Top Senate Republicans were in caucus Wednesday morning and could not be reached for comment.

Indiana’s tobacco-cessation program won praise early on from the federal Centers for Disease Control and Prevention for being among the few state programs that actually spent at least the minimum amount the CDC said was needed to effectively fight tobacco use. That funding reached a high of $32.8 million in 2003.

Rep.
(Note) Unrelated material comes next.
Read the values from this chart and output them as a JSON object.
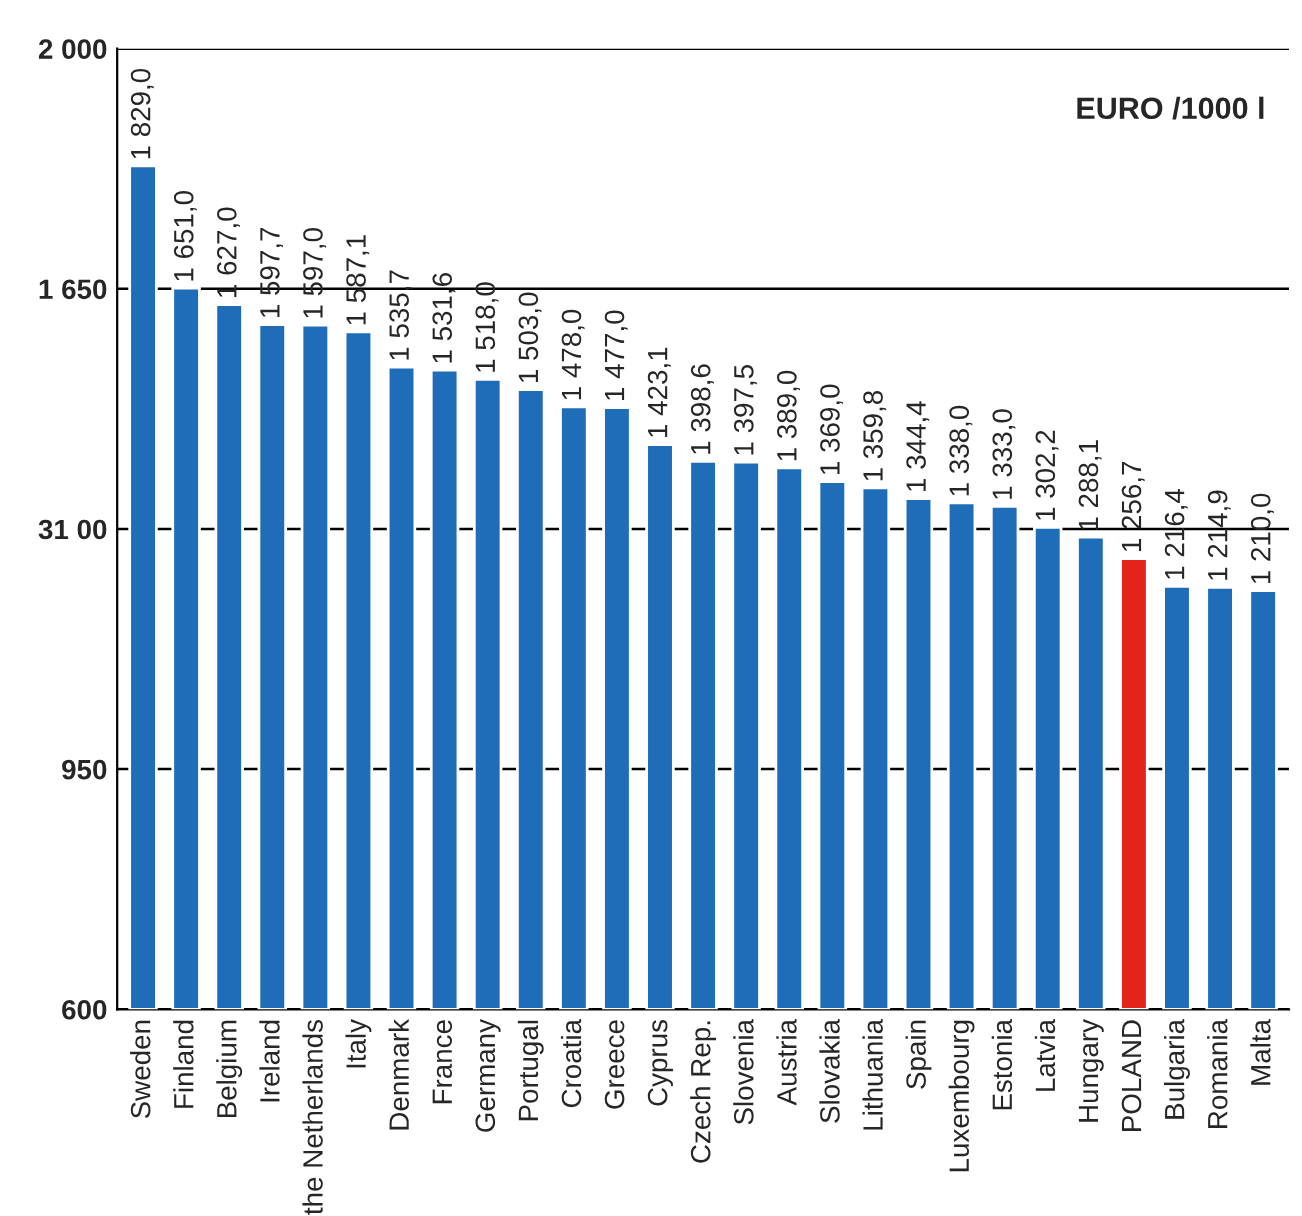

Peggy Welch, D-Bloomington and a member of the State Budget Committee, told Associated Press that ITPC receives less state money because the millions of dollars of additional funding it formerly received were “low hanging fruit” when budget writers were looking for programs to cut.

“We have a hard time in this state investing money now for its long-term gains,” Welch told AP. “It’s going to save us money in the long run, but we’re not willing to make that investment now.”

State lawmakers have failed to pass a statewide ban on smoking in public places, but more than 30 communities—including Franklin, Plainfield and Zionsville in the Indianapolis area—have passed smoke-free air ordinances.

ITPC says it has helped cut smoking rates of adult Hoosiers from 31.6 percent in 2001 to 23.1 percent in 2009, and from 27.4 percent to 18.3 percent for the state’s youth.

The agency employees 12 people, including Karla Sneegas, who has served as its executive director since its inception. Sneegas was unavailable for comment. 

Estridge said she was worried that several of those working in the program would lose their jobs if the budget proposal passes.

An Indiana Senate committee on Monday approved the spending plan. If the full Senate approves the bill, it will return to the House for consideration. The Legislature is set to convene on April 29.